All experts approve that real estate is the best long-term investment to make, and the property investment in Turkey is no exception. Many foreigners have gathered to take advantage of low prices, new building and the potential for capital appreciation.
However, as a second homeowner, you may wonder if it is better to rent out property or sell it and invest the money somewhere else. Some expats living in Turkey have sold up, and deposited the money in savings accounts.
It sounds attractive but base your decision on whether to sell or rent on current market conditions and what makes the most sense financially.
SELLING POINTS TO CONSIDER
1 - Market Availability
In most areas of Turkey, mass availability is keeping house prices down. In Istanbul real estate, new build constructions captivate the market, hence despite the age and conditions of resale homes, they control the price index.
Other regions such as Kalkan, have less land available for building. Thus re-sale homes lead the market, and the higher price bracket shows the lack of availability. If you are not satisfied with your home’s current value, it might be worth renting out and weathering the market until values increase.
2 - Capital Gains Tax
In Turkey, selling the property before five years of ownership incurs capital gains tax, on profit made between the buying and selling prices. In cases, the owner makes a gain of 70.000 Turkish Lira or more, the burden is as high as 35%. In Turkey, it is worth waiting out the five years before selling.
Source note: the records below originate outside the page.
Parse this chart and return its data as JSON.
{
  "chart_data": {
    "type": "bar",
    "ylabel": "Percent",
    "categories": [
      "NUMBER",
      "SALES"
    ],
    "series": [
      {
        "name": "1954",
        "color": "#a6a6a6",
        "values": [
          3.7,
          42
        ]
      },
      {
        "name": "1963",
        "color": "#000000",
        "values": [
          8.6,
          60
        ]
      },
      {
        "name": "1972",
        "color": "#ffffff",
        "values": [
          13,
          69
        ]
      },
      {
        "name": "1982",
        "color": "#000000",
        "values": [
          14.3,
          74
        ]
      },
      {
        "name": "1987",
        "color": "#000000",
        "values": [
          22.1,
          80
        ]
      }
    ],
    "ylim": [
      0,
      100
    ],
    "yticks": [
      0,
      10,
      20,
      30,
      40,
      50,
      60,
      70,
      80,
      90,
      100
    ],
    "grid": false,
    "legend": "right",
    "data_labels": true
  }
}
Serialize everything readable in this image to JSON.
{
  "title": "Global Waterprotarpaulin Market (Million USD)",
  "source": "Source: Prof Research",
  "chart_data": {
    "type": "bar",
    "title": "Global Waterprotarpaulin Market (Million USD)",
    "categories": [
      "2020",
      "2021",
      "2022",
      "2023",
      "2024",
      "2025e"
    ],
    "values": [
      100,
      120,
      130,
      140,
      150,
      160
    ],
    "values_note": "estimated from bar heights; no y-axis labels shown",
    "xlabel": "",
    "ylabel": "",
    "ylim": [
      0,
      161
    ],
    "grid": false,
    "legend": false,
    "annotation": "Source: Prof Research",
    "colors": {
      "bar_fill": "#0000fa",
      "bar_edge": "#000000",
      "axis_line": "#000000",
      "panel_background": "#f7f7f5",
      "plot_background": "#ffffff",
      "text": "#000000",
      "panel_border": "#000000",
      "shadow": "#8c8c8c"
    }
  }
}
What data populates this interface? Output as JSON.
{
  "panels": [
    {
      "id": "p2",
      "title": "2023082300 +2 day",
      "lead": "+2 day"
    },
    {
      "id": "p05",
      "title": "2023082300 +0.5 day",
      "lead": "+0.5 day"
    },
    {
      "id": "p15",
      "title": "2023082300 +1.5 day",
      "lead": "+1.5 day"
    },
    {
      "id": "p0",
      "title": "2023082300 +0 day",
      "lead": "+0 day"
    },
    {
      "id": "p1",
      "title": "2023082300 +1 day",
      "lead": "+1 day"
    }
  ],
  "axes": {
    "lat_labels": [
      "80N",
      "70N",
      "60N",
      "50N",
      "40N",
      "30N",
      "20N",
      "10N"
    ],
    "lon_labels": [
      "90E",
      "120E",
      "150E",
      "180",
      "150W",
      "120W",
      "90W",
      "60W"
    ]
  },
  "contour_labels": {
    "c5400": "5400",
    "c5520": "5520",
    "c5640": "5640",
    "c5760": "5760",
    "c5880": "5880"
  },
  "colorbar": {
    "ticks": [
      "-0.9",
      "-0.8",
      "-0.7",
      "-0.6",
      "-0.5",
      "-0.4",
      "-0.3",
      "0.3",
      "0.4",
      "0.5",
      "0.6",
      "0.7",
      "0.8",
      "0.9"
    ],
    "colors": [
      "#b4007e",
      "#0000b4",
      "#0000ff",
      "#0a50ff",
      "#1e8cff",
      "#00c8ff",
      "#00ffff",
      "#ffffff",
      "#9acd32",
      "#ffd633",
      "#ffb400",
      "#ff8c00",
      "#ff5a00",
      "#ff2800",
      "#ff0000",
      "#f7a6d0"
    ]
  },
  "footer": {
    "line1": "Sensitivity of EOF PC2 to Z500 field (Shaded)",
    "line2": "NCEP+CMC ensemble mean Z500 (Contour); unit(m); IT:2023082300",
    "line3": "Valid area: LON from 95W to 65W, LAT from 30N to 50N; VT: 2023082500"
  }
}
Renting Out Your Home: Points to Think About
1 - Market Demand
Business Insider registered Turkey as the 25th best country for foreigners to buy a rental property and make revenue from it. They estimate rental profits of 3.62% but in a few holiday coastal resorts that can reach as high as 5%.
Look at the market and see if there is a demand. In several Aegean and Mediterranean coastal resorts, renters fight to find long term homes because landowners make more money from holiday rentals. However, in Istanbul, you have better chances of finding long term renters because it is a business and education center.
2 - Can You Handle Being a Landlord?
Being a landlord takes patience, people skills and on certain occasions, much time out of your day. Occupants often have high stresses, you suffer expenses from maintenance and while cleanliness is everything, some renters leave houses to need urgent repairs.
3 - Paying Tax
Much the same as any other income, landlords in Turkey must register and pay tax. Bottom earnings are tax-free, and you can still claim expenses. You must sign up to the GIYKIMBIL system, announce everyone living in your property, organize and notarize formal contracts and use an accountant to handle financial businesses. Being organized and excellent financial management are much-needed skills that landlords should have.